リリウスの主装備であったマーダ。古代の怪物でこそないが、その鱗の硬度は彼等にも迫る規格外の硬さを持っていた漆黒の蛇竜の逆鱗から造られた剣。後、炎に強い。
「アンタレスの甲殻も混ぜて、後アレスの鎧の欠片も……」
精霊の力を通しやすくするために『沼の王の心臓』の一部も混ぜてみよう。黒龍の鱗を食った
「でもそれを加工できる設備は何処にあるんだい?」
「あそこ」
と、リリウスが指差すのはオリンピア。
「街に鍛冶場があった。あのドームのサイズなら飲まれてないはずだ。近くにちょうどいい炎もある」
「まって!? それって、あそこに近付くの!?」
炎人も炎獣も犇めく死者の都となったオリンピア。

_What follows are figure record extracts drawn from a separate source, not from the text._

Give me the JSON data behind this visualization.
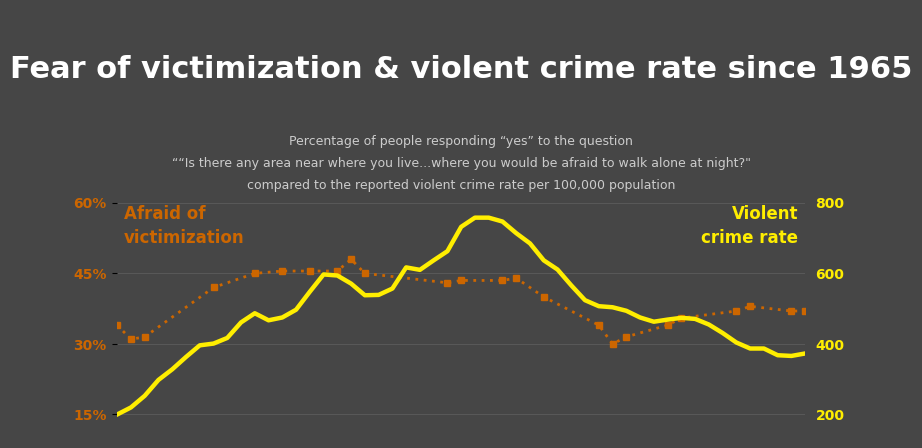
{
  "title": "Fear of victimization & violent crime rate since 1965",
  "subtitle_line1": "Percentage of people responding “yes” to the question",
  "subtitle_line2": "““Is there any area near where you live...where you would be afraid to walk alone at night?\"",
  "subtitle_line3": "compared to the reported violent crime rate per 100,000 population",
  "bg_color": "#464646",
  "black_bar_color": "#1a1a1a",
  "title_color": "#ffffff",
  "subtitle_color": "#cccccc",
  "left_label": "Afraid of\nvictimization",
  "right_label": "Violent\ncrime rate",
  "left_label_color": "#cc6600",
  "right_label_color": "#ffee00",
  "grid_color": "#888888",
  "fear_color": "#cc6600",
  "crime_color": "#ffee00",
  "years_fear": [
    1965,
    1966,
    1967,
    1972,
    1975,
    1977,
    1979,
    1981,
    1982,
    1983,
    1989,
    1990,
    1993,
    1994,
    1996,
    2000,
    2001,
    2002,
    2005,
    2006,
    2010,
    2011,
    2014,
    2015
  ],
  "fear_values": [
    0.34,
    0.31,
    0.315,
    0.42,
    0.45,
    0.455,
    0.455,
    0.455,
    0.48,
    0.45,
    0.43,
    0.435,
    0.435,
    0.44,
    0.4,
    0.34,
    0.3,
    0.315,
    0.34,
    0.355,
    0.37,
    0.38,
    0.37,
    0.37
  ],
  "years_crime": [
    1965,
    1966,
    1967,
    1968,
    1969,
    1970,
    1971,
    1972,
    1973,
    1974,
    1975,
    1976,
    1977,
    1978,
    1979,
    1980,
    1981,
    1982,
    1983,
    1984,
    1985,
    1986,
    1987,
    1988,
    1989,
    1990,
    1991,
    1992,
    1993,
    1994,
    1995,
    1996,
    1997,
    1998,
    1999,
    2000,
    2001,
    2002,
    2003,
    2004,
    2005,
    2006,
    2007,
    2008,
    2009,
    2010,
    2011,
    2012,
    2013,
    2014,
    2015
  ],
  "crime_values": [
    200,
    220,
    253,
    298,
    328,
    363,
    396,
    401,
    417,
    461,
    487,
    467,
    475,
    497,
    548,
    597,
    594,
    571,
    538,
    539,
    557,
    617,
    610,
    637,
    663,
    732,
    758,
    758,
    747,
    714,
    685,
    637,
    611,
    566,
    524,
    507,
    504,
    494,
    475,
    463,
    469,
    474,
    471,
    455,
    431,
    404,
    387,
    387,
    368,
    366,
    373
  ],
  "xlim": [
    1965,
    2015
  ],
  "left_ylim": [
    0.1,
    0.65
  ],
  "right_ylim": [
    133.33,
    866.67
  ],
  "left_yticks": [
    0.15,
    0.3,
    0.45,
    0.6
  ],
  "left_yticklabels": [
    "15%",
    "30%",
    "45%",
    "60%"
  ],
  "right_yticks": [
    200,
    400,
    600,
    800
  ],
  "right_yticklabels": [
    "200",
    "400",
    "600",
    "800"
  ],
  "tick_color": "#ffee00",
  "left_tick_color": "#cc6600",
  "title_fontsize": 22,
  "subtitle_fontsize": 9,
  "label_fontsize": 12
}
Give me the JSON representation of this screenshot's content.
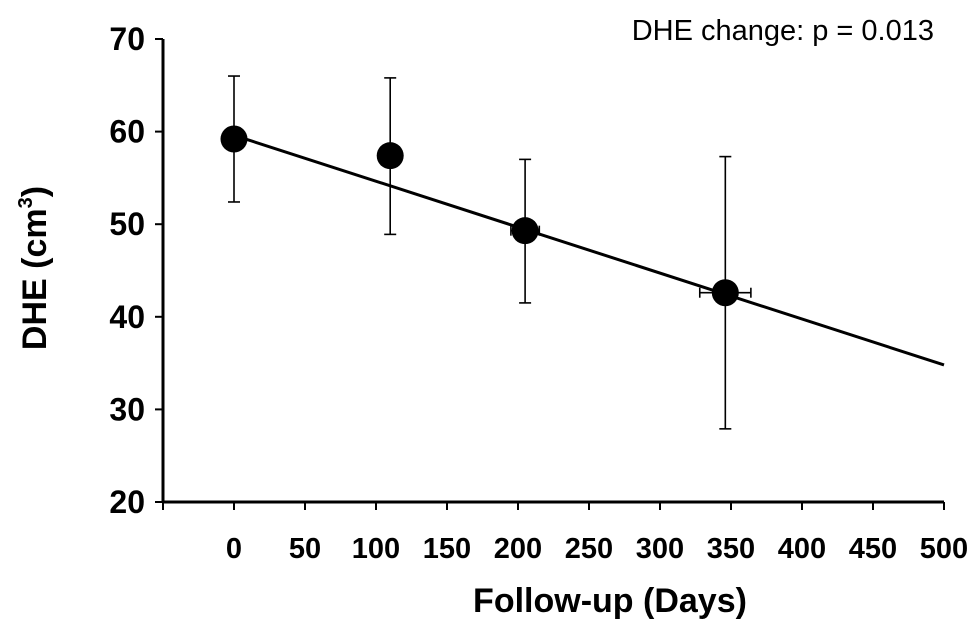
{
  "chart_data": {
    "type": "scatter",
    "title": "",
    "xlabel": "Follow-up (Days)",
    "ylabel": {
      "main": "DHE (cm",
      "sup": "3",
      "end": ")"
    },
    "annotation": "DHE change: p = 0.013",
    "xlim": [
      -50,
      500
    ],
    "ylim": [
      20,
      70
    ],
    "xticks": [
      0,
      50,
      100,
      150,
      200,
      250,
      300,
      350,
      400,
      450,
      500
    ],
    "yticks": [
      20,
      30,
      40,
      50,
      60,
      70
    ],
    "grid": false,
    "points": [
      {
        "x": 0,
        "y": 59.2,
        "y_err_low": 52.4,
        "y_err_high": 66.0,
        "x_err": 0
      },
      {
        "x": 110,
        "y": 57.4,
        "y_err_low": 48.9,
        "y_err_high": 65.8,
        "x_err": 0
      },
      {
        "x": 205,
        "y": 49.3,
        "y_err_low": 41.5,
        "y_err_high": 57.0,
        "x_err": 10
      },
      {
        "x": 346,
        "y": 42.6,
        "y_err_low": 27.9,
        "y_err_high": 57.3,
        "x_err": 18
      }
    ],
    "trendline": {
      "x": [
        0,
        500
      ],
      "y": [
        59.6,
        34.8
      ]
    }
  }
}
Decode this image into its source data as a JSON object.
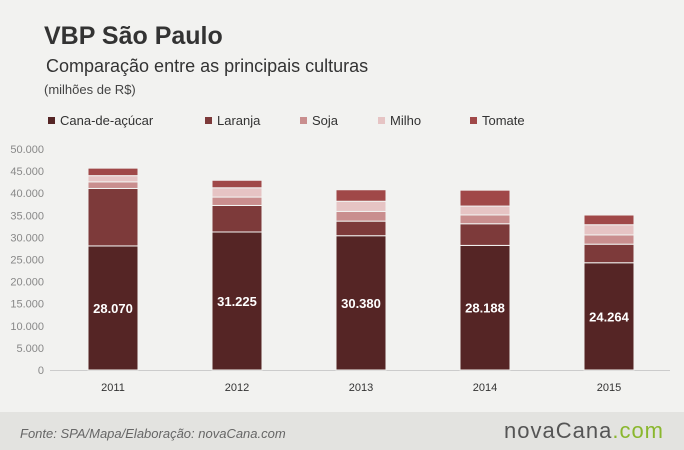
{
  "header": {
    "title": "VBP São Paulo",
    "subtitle": "Comparação entre as principais culturas",
    "unit": "(milhões de R$)"
  },
  "footer": {
    "source": "Fonte: SPA/Mapa/Elaboração: novaCana.com",
    "logo_main": "novaCana",
    "logo_dot": ".",
    "logo_com": "com"
  },
  "chart_data": {
    "type": "bar",
    "stacked": true,
    "categories": [
      "2011",
      "2012",
      "2013",
      "2014",
      "2015"
    ],
    "series": [
      {
        "name": "Cana-de-açúcar",
        "color": "#552525",
        "values": [
          28070,
          31225,
          30380,
          28188,
          24264
        ]
      },
      {
        "name": "Laranja",
        "color": "#7d3a3a",
        "values": [
          13000,
          6000,
          3300,
          4900,
          4200
        ]
      },
      {
        "name": "Soja",
        "color": "#c98e8e",
        "values": [
          1500,
          1900,
          2200,
          2000,
          2100
        ]
      },
      {
        "name": "Milho",
        "color": "#e6c4c4",
        "values": [
          1400,
          2100,
          2300,
          2000,
          2300
        ]
      },
      {
        "name": "Tomate",
        "color": "#a04848",
        "values": [
          1700,
          1700,
          2600,
          3600,
          2200
        ]
      }
    ],
    "data_labels": [
      "28.070",
      "31.225",
      "30.380",
      "28.188",
      "24.264"
    ],
    "y_ticks": [
      "0",
      "5.000",
      "10.000",
      "15.000",
      "20.000",
      "25.000",
      "30.000",
      "35.000",
      "40.000",
      "45.000",
      "50.000"
    ],
    "ylim": [
      0,
      50000
    ],
    "grid": false,
    "legend_position": "top"
  }
}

迎撃措置として、悪夢が生まれることも考えられる。近づくなど自殺行為だ。
「どの道死ぬ」
「でも、アフロディーテ様が抑えているんでしょ? なら、後はウェスタが降臨なされば…………それまで、待っていれば」
「待ってたら死ぬさ。恐れて逃れば、俺は死ぬ。ここで死ななくても何処かで死ぬ。それから逃げても、黒竜で死ぬ」
「こ、黒竜だって誰かに倒されるかも」
「? 俺が今、一番強い冒険者なのにか?」
ランクアップすら可能なリリウスは、間違いなく現存する眷族では最強だろう。Lv.8どころか9すらいて負けたのに、未だLv.7が増えないオラリオに、何を期待しろというのか。

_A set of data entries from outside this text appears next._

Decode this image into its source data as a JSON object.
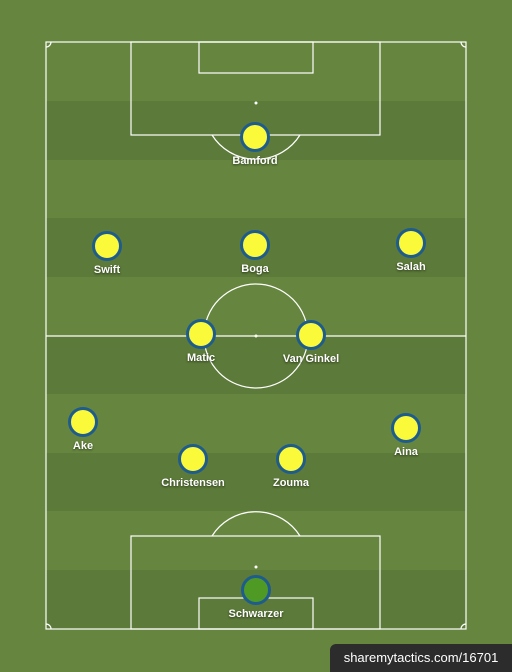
{
  "colors": {
    "grass_light": "#66863f",
    "grass_dark": "#5c7a39",
    "lines": "#ffffff",
    "outfield_kit": "#fafa3a",
    "keeper_kit": "#4f9a24",
    "kit_border": "#1f5c8e"
  },
  "players": [
    {
      "name": "Bamford",
      "role": "outfield"
    },
    {
      "name": "Swift",
      "role": "outfield"
    },
    {
      "name": "Boga",
      "role": "outfield"
    },
    {
      "name": "Salah",
      "role": "outfield"
    },
    {
      "name": "Matic",
      "role": "outfield"
    },
    {
      "name": "Van Ginkel",
      "role": "outfield"
    },
    {
      "name": "Ake",
      "role": "outfield"
    },
    {
      "name": "Aina",
      "role": "outfield"
    },
    {
      "name": "Christensen",
      "role": "outfield"
    },
    {
      "name": "Zouma",
      "role": "outfield"
    },
    {
      "name": "Schwarzer",
      "role": "keeper"
    }
  ],
  "watermark": "sharemytactics.com/16701"
}
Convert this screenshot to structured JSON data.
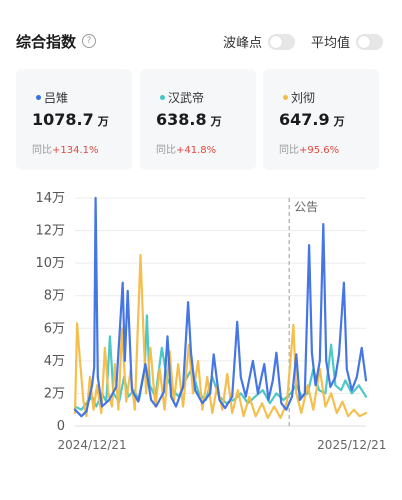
{
  "header": {
    "title": "综合指数",
    "help_icon": "question-circle-icon",
    "toggles": [
      {
        "label": "波峰点",
        "on": false
      },
      {
        "label": "平均值",
        "on": false
      }
    ]
  },
  "cards": [
    {
      "name": "吕雉",
      "value": "1078.7",
      "unit": "万",
      "change_label": "同比",
      "change": "+134.1%",
      "color": "#3b6fe3"
    },
    {
      "name": "汉武帝",
      "value": "638.8",
      "unit": "万",
      "change_label": "同比",
      "change": "+41.8%",
      "color": "#45c4c4"
    },
    {
      "name": "刘彻",
      "value": "647.9",
      "unit": "万",
      "change_label": "同比",
      "change": "+95.6%",
      "color": "#f3bc44"
    }
  ],
  "chart_data": {
    "type": "line",
    "x_range": [
      "2024-11-27",
      "2026-01-10"
    ],
    "x_tick_labels": [
      {
        "label": "2024/12/21",
        "date": "2024-12-21"
      },
      {
        "label": "2025/12/21",
        "date": "2025-12-21"
      }
    ],
    "y_tick_labels": [
      "0",
      "2万",
      "4万",
      "6万",
      "8万",
      "10万",
      "12万",
      "14万"
    ],
    "ylim": [
      0,
      140000
    ],
    "grid": true,
    "annotation": {
      "label": "公告",
      "date": "2025-09-24"
    },
    "series": [
      {
        "name": "吕雉",
        "color": "#3b6fe3",
        "points": [
          [
            "2024-11-27",
            10000
          ],
          [
            "2024-12-06",
            6000
          ],
          [
            "2024-12-13",
            9000
          ],
          [
            "2024-12-21",
            25000
          ],
          [
            "2024-12-24",
            36000
          ],
          [
            "2024-12-26",
            140000
          ],
          [
            "2024-12-29",
            30000
          ],
          [
            "2025-01-04",
            12000
          ],
          [
            "2025-01-14",
            16000
          ],
          [
            "2025-01-24",
            24000
          ],
          [
            "2025-02-02",
            88000
          ],
          [
            "2025-02-05",
            40000
          ],
          [
            "2025-02-09",
            83000
          ],
          [
            "2025-02-15",
            22000
          ],
          [
            "2025-02-24",
            15000
          ],
          [
            "2025-03-06",
            38000
          ],
          [
            "2025-03-14",
            16000
          ],
          [
            "2025-03-21",
            12000
          ],
          [
            "2025-04-01",
            21000
          ],
          [
            "2025-04-06",
            55000
          ],
          [
            "2025-04-11",
            18000
          ],
          [
            "2025-04-18",
            12000
          ],
          [
            "2025-04-28",
            24000
          ],
          [
            "2025-05-05",
            76000
          ],
          [
            "2025-05-09",
            45000
          ],
          [
            "2025-05-15",
            22000
          ],
          [
            "2025-05-25",
            14000
          ],
          [
            "2025-06-05",
            20000
          ],
          [
            "2025-06-10",
            44000
          ],
          [
            "2025-06-18",
            16000
          ],
          [
            "2025-06-26",
            11000
          ],
          [
            "2025-07-06",
            18000
          ],
          [
            "2025-07-13",
            64000
          ],
          [
            "2025-07-18",
            30000
          ],
          [
            "2025-07-25",
            18000
          ],
          [
            "2025-08-04",
            40000
          ],
          [
            "2025-08-11",
            20000
          ],
          [
            "2025-08-20",
            38000
          ],
          [
            "2025-08-26",
            16000
          ],
          [
            "2025-09-01",
            28000
          ],
          [
            "2025-09-06",
            45000
          ],
          [
            "2025-09-13",
            14000
          ],
          [
            "2025-09-20",
            10000
          ],
          [
            "2025-09-28",
            18000
          ],
          [
            "2025-10-04",
            44000
          ],
          [
            "2025-10-09",
            16000
          ],
          [
            "2025-10-16",
            20000
          ],
          [
            "2025-10-22",
            111000
          ],
          [
            "2025-10-26",
            45000
          ],
          [
            "2025-10-31",
            25000
          ],
          [
            "2025-11-06",
            40000
          ],
          [
            "2025-11-11",
            124000
          ],
          [
            "2025-11-15",
            40000
          ],
          [
            "2025-11-21",
            24000
          ],
          [
            "2025-11-28",
            30000
          ],
          [
            "2025-12-03",
            44000
          ],
          [
            "2025-12-10",
            88000
          ],
          [
            "2025-12-14",
            35000
          ],
          [
            "2025-12-21",
            22000
          ],
          [
            "2025-12-28",
            30000
          ],
          [
            "2026-01-04",
            48000
          ],
          [
            "2026-01-10",
            28000
          ]
        ]
      },
      {
        "name": "汉武帝",
        "color": "#45c4c4",
        "points": [
          [
            "2024-11-27",
            12000
          ],
          [
            "2024-12-06",
            10000
          ],
          [
            "2024-12-13",
            14000
          ],
          [
            "2024-12-21",
            18000
          ],
          [
            "2024-12-27",
            12000
          ],
          [
            "2025-01-04",
            20000
          ],
          [
            "2025-01-10",
            15000
          ],
          [
            "2025-01-15",
            55000
          ],
          [
            "2025-01-20",
            20000
          ],
          [
            "2025-01-28",
            15000
          ],
          [
            "2025-02-04",
            30000
          ],
          [
            "2025-02-10",
            18000
          ],
          [
            "2025-02-18",
            22000
          ],
          [
            "2025-02-25",
            16000
          ],
          [
            "2025-03-05",
            35000
          ],
          [
            "2025-03-08",
            68000
          ],
          [
            "2025-03-12",
            25000
          ],
          [
            "2025-03-20",
            18000
          ],
          [
            "2025-03-29",
            48000
          ],
          [
            "2025-04-05",
            30000
          ],
          [
            "2025-04-13",
            22000
          ],
          [
            "2025-04-22",
            18000
          ],
          [
            "2025-05-01",
            28000
          ],
          [
            "2025-05-10",
            35000
          ],
          [
            "2025-05-20",
            20000
          ],
          [
            "2025-05-30",
            16000
          ],
          [
            "2025-06-08",
            30000
          ],
          [
            "2025-06-18",
            18000
          ],
          [
            "2025-06-28",
            14000
          ],
          [
            "2025-07-08",
            16000
          ],
          [
            "2025-07-18",
            20000
          ],
          [
            "2025-07-28",
            14000
          ],
          [
            "2025-08-07",
            18000
          ],
          [
            "2025-08-18",
            22000
          ],
          [
            "2025-08-28",
            14000
          ],
          [
            "2025-09-06",
            20000
          ],
          [
            "2025-09-16",
            16000
          ],
          [
            "2025-09-26",
            20000
          ],
          [
            "2025-10-04",
            25000
          ],
          [
            "2025-10-12",
            18000
          ],
          [
            "2025-10-20",
            20000
          ],
          [
            "2025-10-28",
            35000
          ],
          [
            "2025-11-05",
            22000
          ],
          [
            "2025-11-14",
            20000
          ],
          [
            "2025-11-22",
            50000
          ],
          [
            "2025-11-28",
            25000
          ],
          [
            "2025-12-06",
            22000
          ],
          [
            "2025-12-12",
            28000
          ],
          [
            "2025-12-21",
            20000
          ],
          [
            "2025-12-31",
            25000
          ],
          [
            "2026-01-10",
            18000
          ]
        ]
      },
      {
        "name": "刘彻",
        "color": "#f3bc44",
        "points": [
          [
            "2024-11-27",
            8000
          ],
          [
            "2024-11-30",
            63000
          ],
          [
            "2024-12-04",
            40000
          ],
          [
            "2024-12-09",
            15000
          ],
          [
            "2024-12-13",
            6000
          ],
          [
            "2024-12-18",
            30000
          ],
          [
            "2024-12-23",
            10000
          ],
          [
            "2024-12-28",
            25000
          ],
          [
            "2025-01-03",
            8000
          ],
          [
            "2025-01-08",
            48000
          ],
          [
            "2025-01-13",
            20000
          ],
          [
            "2025-01-18",
            12000
          ],
          [
            "2025-01-22",
            38000
          ],
          [
            "2025-01-27",
            10000
          ],
          [
            "2025-02-01",
            60000
          ],
          [
            "2025-02-07",
            15000
          ],
          [
            "2025-02-13",
            34000
          ],
          [
            "2025-02-19",
            10000
          ],
          [
            "2025-02-27",
            105000
          ],
          [
            "2025-03-03",
            60000
          ],
          [
            "2025-03-07",
            20000
          ],
          [
            "2025-03-13",
            48000
          ],
          [
            "2025-03-20",
            12000
          ],
          [
            "2025-03-26",
            35000
          ],
          [
            "2025-04-02",
            10000
          ],
          [
            "2025-04-09",
            46000
          ],
          [
            "2025-04-15",
            15000
          ],
          [
            "2025-04-21",
            38000
          ],
          [
            "2025-04-28",
            12000
          ],
          [
            "2025-05-06",
            50000
          ],
          [
            "2025-05-12",
            20000
          ],
          [
            "2025-05-19",
            40000
          ],
          [
            "2025-05-25",
            10000
          ],
          [
            "2025-06-01",
            30000
          ],
          [
            "2025-06-08",
            8000
          ],
          [
            "2025-06-15",
            25000
          ],
          [
            "2025-06-22",
            10000
          ],
          [
            "2025-06-29",
            32000
          ],
          [
            "2025-07-06",
            8000
          ],
          [
            "2025-07-14",
            22000
          ],
          [
            "2025-07-22",
            6000
          ],
          [
            "2025-07-30",
            18000
          ],
          [
            "2025-08-08",
            6000
          ],
          [
            "2025-08-17",
            14000
          ],
          [
            "2025-08-25",
            5000
          ],
          [
            "2025-09-03",
            12000
          ],
          [
            "2025-09-12",
            5000
          ],
          [
            "2025-09-21",
            15000
          ],
          [
            "2025-09-30",
            62000
          ],
          [
            "2025-10-04",
            20000
          ],
          [
            "2025-10-11",
            8000
          ],
          [
            "2025-10-20",
            25000
          ],
          [
            "2025-10-28",
            10000
          ],
          [
            "2025-11-06",
            35000
          ],
          [
            "2025-11-14",
            12000
          ],
          [
            "2025-11-22",
            20000
          ],
          [
            "2025-11-30",
            8000
          ],
          [
            "2025-12-08",
            15000
          ],
          [
            "2025-12-16",
            6000
          ],
          [
            "2025-12-24",
            10000
          ],
          [
            "2026-01-01",
            6000
          ],
          [
            "2026-01-10",
            8000
          ]
        ]
      }
    ]
  }
}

「今のオラリオには先導者がいない。それ以上を知ってるくせに、そこを見つめるだけで歩まない。だったら、俺が強くなるしかねえだろ。そうじゃなきゃ、巻き添えで妹まで死ぬんだから」
そうしないために、リリウスは力を求め続けたのだから。
「……………あ」
「ん?」
炎のドームが揺らめき、何かが現れる。規格外サイズの女の上半身………それより巨大な青銅の鎧に、漆黒の蠍と、軽やかにドームの上へ駆け上がる醜悪な笑みを浮かべた巨人。
離れていても感じる威圧感は、【アポロン・ファミリア】でも経験したことがないほどのものだった。
「な、なんだあれは!? 一体、誰の悪夢だ!」
「か、過去の怪物とか…………?」
「いや、全部俺がオラリオ出てから戦った奴等だな。流石にオリジナルには劣るが」
「……………貴方、どんな冒険してきたのよ」
色々言いたかったイリアは、それしか言葉が出てこなかった。